After Mavi goes through the somewhat standard “hey, let me self-mutilate to prove we’re not real and can’t die”, it was engaging to watch her and Yesi rally the troupe, in an attempt to save each other from this nasty little fate that they never quite remembered, but had to suffer through over and over.
I liked the “game reveals”: Yesi’s novel turning out to be a listing of player scores. And hey! That’s what Angel’s chapter numbers are about. Experience points! You can tell I’m not a gamer of any sort.
I liked that the number obsessed math teacher was mumbling digital passcodes for the players.
As expected, Angel’s Painful Past was disappointing. And kind of swept under the rug very quickly. Oh, Angel accidentally killed his beloved baby brother in a tragic event. Oh, his sister hates him for it, except a few heart-felt words and suddenly she’s on his side? What about the borderline abusive husband? It doesn’t seem to matter: everything is looking up for Angel.
*When it turns out that Angel’s mother and her business partner Sharon built this game… I have to wonder if she was as compassionate as Angel remembers her being. I know that the art is not the artist, especially in a collaborative work, but still. I side-eye Angel’s dead mother. Her building the game makes sense in that it’s a good reason for Angel to decide to play it—a last attempt at getting closer to her. But personality-wise, it felt off. I would have liked more here and less about Angel’s loop of grief/guilt. I think there’s enough cues to suggest that Angel’s mother came up with the game, showcasing pieces of her own Argentinian past, and had her ideas twisted by Sharon in the name of money. Since Angel’s mother was beset by medical bills that she would leave her kids… Sure, I’ll go with that.
I had some plausibility issues with the Code escaping the Game to possess the players, but it felt like satisfying turnabout in concept, so I ran with it. Though then I’m stuck wondering—how do all these teen girls feel now that they’ve been shoe-horned into the bodies of old, white pervert men? (Not Mavi though; she ended up in Sharon of the painted toe-nails.)

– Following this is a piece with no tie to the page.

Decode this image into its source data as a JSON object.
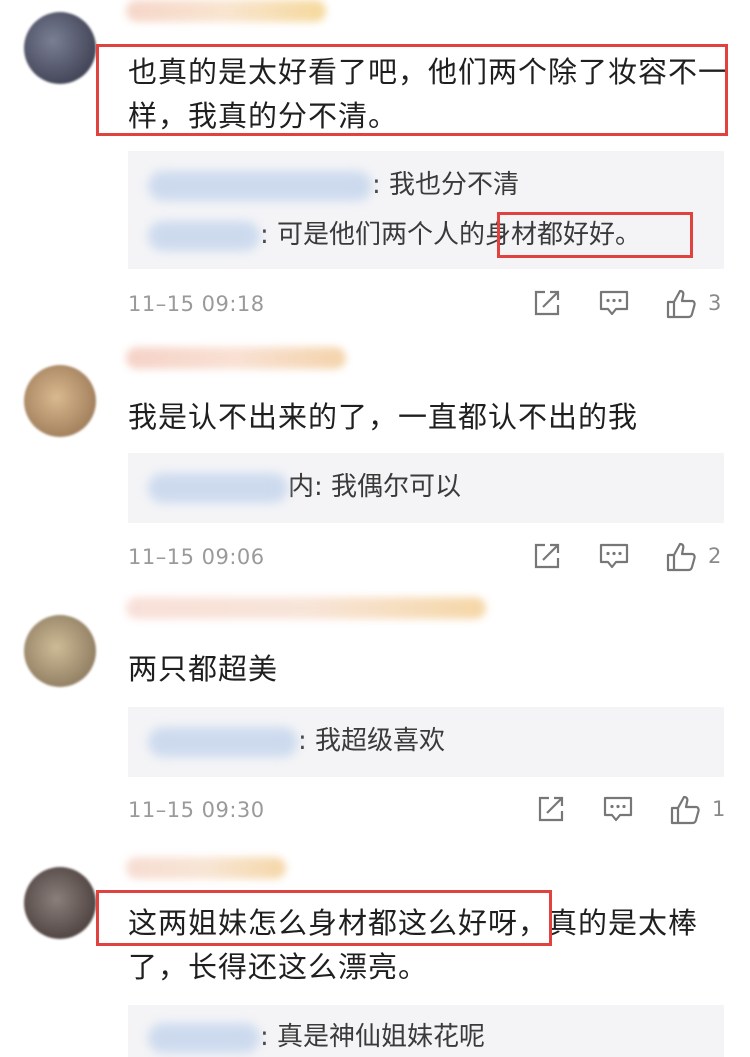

Anyway, in the end, I’m glad I pushed through. There was a lot of writing that I really loved in the book, and some fun, chewy concepts. I enjoyed Dollhouse (though I know many people did not for valid reasons), and some of this reminded me of that concept: the “toys” developing their own personalities even after being erased. The concept that experience goes to the core of someone, even if that someone, in this case, is bodiless.
I still miss the haunted house story I thought I was getting though. Sigh.